Origins of Salt Therapy

Modern dry salt therapy has its origins from the salt mines and caves in Europe and Russia. As the workers were mining the salt (through chiseling, grinding and hammering at the salt), micro-sized salt particles were being disbursed into the air. Additionally there were ideal conditions below the Earth’s surface where air pressure and circulation, and humidity and temperature affected the quality of the environment. In this environment, miners were receiving many natural health benefits by breathing in the salt particles. Considering that mining jobs were usually recognized as dangerous to life and health, salt miners seemed to thrive on good health. They rarely had any respiratory issues and also looked younger due to great skin appearance.

In 1843, a Polish physician, Feliks Boczkowski first wrote about the benefit of salt mines. He noted that salt miners had much lower rates of lung disease compared to the rest of the population. He attributed the cause of the salt miners’ good health to the salt cave air that was saturated with saline dust.
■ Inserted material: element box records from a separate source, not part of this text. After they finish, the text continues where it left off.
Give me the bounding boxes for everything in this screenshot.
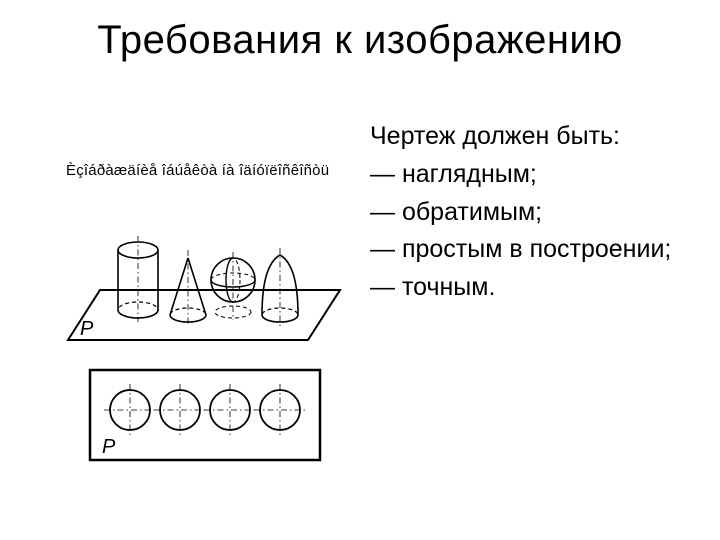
slide-title: Требования к изображению [0,18,720,63]
projection-circles [104,384,306,436]
solid-cone [170,250,206,326]
projection-plane-label: P [102,436,116,458]
projection-circle [104,384,156,436]
projection-circle [204,384,256,436]
projection-plane: P [90,370,320,460]
projection-diagram: P [50,220,350,480]
projection-circle [154,384,206,436]
text-block: Чертеж должен быть: — наглядным; — обрат… [370,120,700,309]
bullet-item: — наглядным; [370,158,700,192]
bullet-item: — точным. [370,271,700,305]
figure: P [50,160,350,460]
plane-3d-label: P [80,318,94,340]
solid-sphere [211,252,255,320]
intro-text: Чертеж должен быть: [370,120,700,154]
solid-paraboloid [262,248,298,326]
plane-3d: P [68,290,340,340]
content-area: Èçîáðàæäíèå îáúåêòà íà îäíóïëîñêîñòü P [0,120,720,540]
solid-cylinder [118,236,158,322]
projection-circle [254,384,306,436]
bullet-item: — простым в построении; [370,233,700,267]
bullet-item: — обратимым; [370,196,700,230]
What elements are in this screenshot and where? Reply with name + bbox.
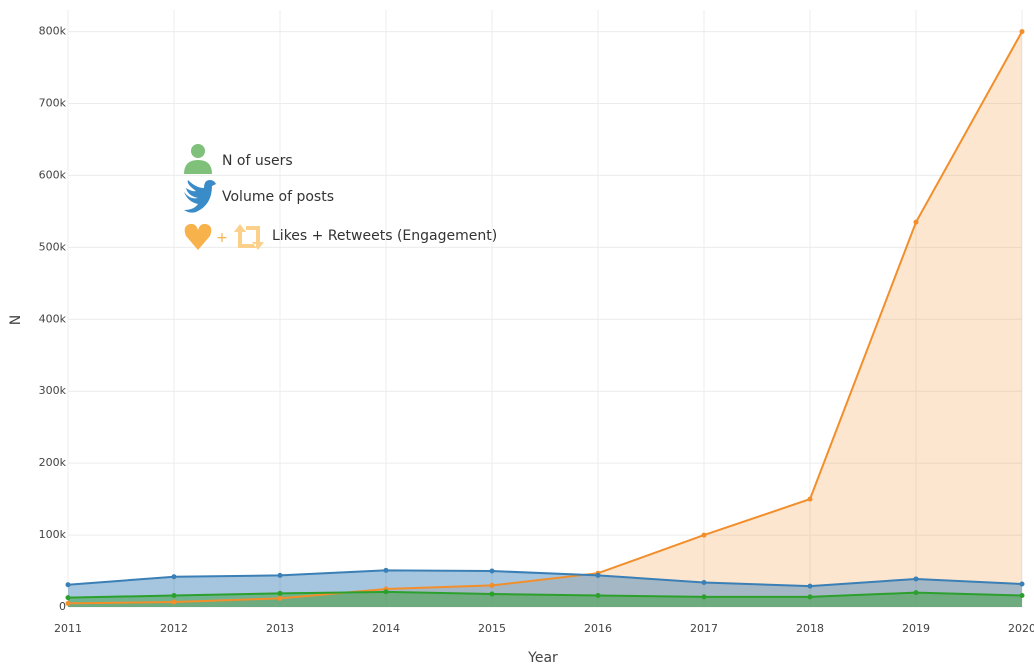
user-icon: [184, 144, 212, 174]
y-tick-label: 100k: [39, 528, 67, 541]
y-tick-label: 0: [59, 600, 66, 613]
x-tick-label: 2011: [54, 622, 82, 635]
point: [913, 590, 919, 596]
point: [807, 594, 813, 600]
y-tick-label: 700k: [39, 97, 67, 110]
point: [913, 219, 919, 225]
x-tick-label: 2016: [584, 622, 612, 635]
point: [1019, 581, 1025, 587]
point: [807, 583, 813, 589]
point: [65, 600, 71, 606]
engagement-icon: +: [184, 223, 264, 250]
point: [171, 574, 177, 580]
y-tick-label: 500k: [39, 240, 67, 253]
point: [383, 589, 389, 595]
point: [383, 567, 389, 573]
x-tick-label: 2013: [266, 622, 294, 635]
x-tick-label: 2015: [478, 622, 506, 635]
point: [913, 576, 919, 582]
x-tick-label: 2012: [160, 622, 188, 635]
point: [489, 568, 495, 574]
x-tick-label: 2017: [690, 622, 718, 635]
x-tick-label: 2014: [372, 622, 400, 635]
x-tick-label: 2019: [902, 622, 930, 635]
y-tick-label: 200k: [39, 456, 67, 469]
point: [701, 594, 707, 600]
point: [1019, 592, 1025, 598]
point: [277, 595, 283, 601]
legend: N of users Volume of posts + Likes + Ret…: [184, 144, 497, 250]
point: [171, 599, 177, 605]
legend-label: Volume of posts: [222, 189, 334, 205]
point: [277, 572, 283, 578]
point: [807, 496, 813, 502]
svg-text:+: +: [216, 230, 228, 246]
point: [595, 572, 601, 578]
legend-label: N of users: [222, 153, 293, 169]
legend-label: Likes + Retweets (Engagement): [272, 228, 497, 244]
point: [277, 590, 283, 596]
y-tick-label: 800k: [39, 25, 67, 38]
line: [67, 569, 1023, 588]
point: [1019, 29, 1025, 35]
bird-icon: [184, 180, 216, 213]
y-axis-label: N: [8, 315, 24, 325]
line: [67, 31, 1023, 605]
x-tick-label: 2018: [796, 622, 824, 635]
point: [595, 592, 601, 598]
point: [701, 580, 707, 586]
x-tick-label: 2020: [1008, 622, 1034, 635]
line: [67, 590, 1023, 599]
y-tick-label: 300k: [39, 384, 67, 397]
point: [65, 582, 71, 588]
point: [171, 592, 177, 598]
point: [701, 532, 707, 538]
point: [489, 591, 495, 597]
plot: 2011 2012 2013 2014 2015 2016 2017 2018 2019 2020…: [39, 10, 1034, 635]
point: [489, 582, 495, 588]
y-tick-label: 600k: [39, 168, 67, 181]
x-axis-label: Year: [527, 650, 558, 666]
area: [68, 31, 1022, 608]
y-tick-label: 400k: [39, 312, 67, 325]
point: [65, 595, 71, 601]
He opened the first the bath salt facilities in Wieliczka, Poland.

1958 Professor Mieczyslaw Skulimowski started regular treatments in the salt chambers, thereby initiating a new field of medicine – subterraneotherapy.

1968 A subterranean clinic specializing in treatment for allergies opened in Solotvino, Ukraine.

1980-1990 The first artificial salt caves were constructed and the first Dry Salt Aerosol Generator (halogenerator) was developed. Halotherapy was introduced to health care professionals and the public. In Eastern Europe, Halotherapy was developed as a conventional medical method. By the late 1980s developers worked on the challenges of inconsistent dry salt aerosol (DSA) concentration in salt rooms. Rigorous testing proved the efficacy of consistent, moderate-dose Halotherapy and that at too-high concentrations of dry salt aerosol (the mixture of micronized salt and air) salt room visitors could experience bronchospasm and that DSA at too-low of dose was not therapeutic. Also, researchers began to gain greater understanding of the need for treatment protocols for different conditions, and the importance of small salt particle size to deliver therapy to the minute structures in the lungs and sinuses.

1990-1991 Controlled Halotherapy was born. Aeromed (a member of Aeromed-Halomed Group) developed the first halogenerator outfitted with a sensor, which could measure the level of DSA concentration throughout Halotherapy sessions.

For more than 20 years, specifically-designed salt rooms have used dry sodium chloride aerosol, to treat upper and lower respiratory and skin conditions. Halotherapy is particularly helpful in treating certain chronic illnesses, such as asthma and bronchitis, and other respiratory and allergy-related conditions, as well as certain skin conditions, such as eczema, psoriasis, and acne. Salt room visitors often report that halotherapy enables them to reduce the use of medications and prevent recurrence, lengthening and stabilizing remission periods.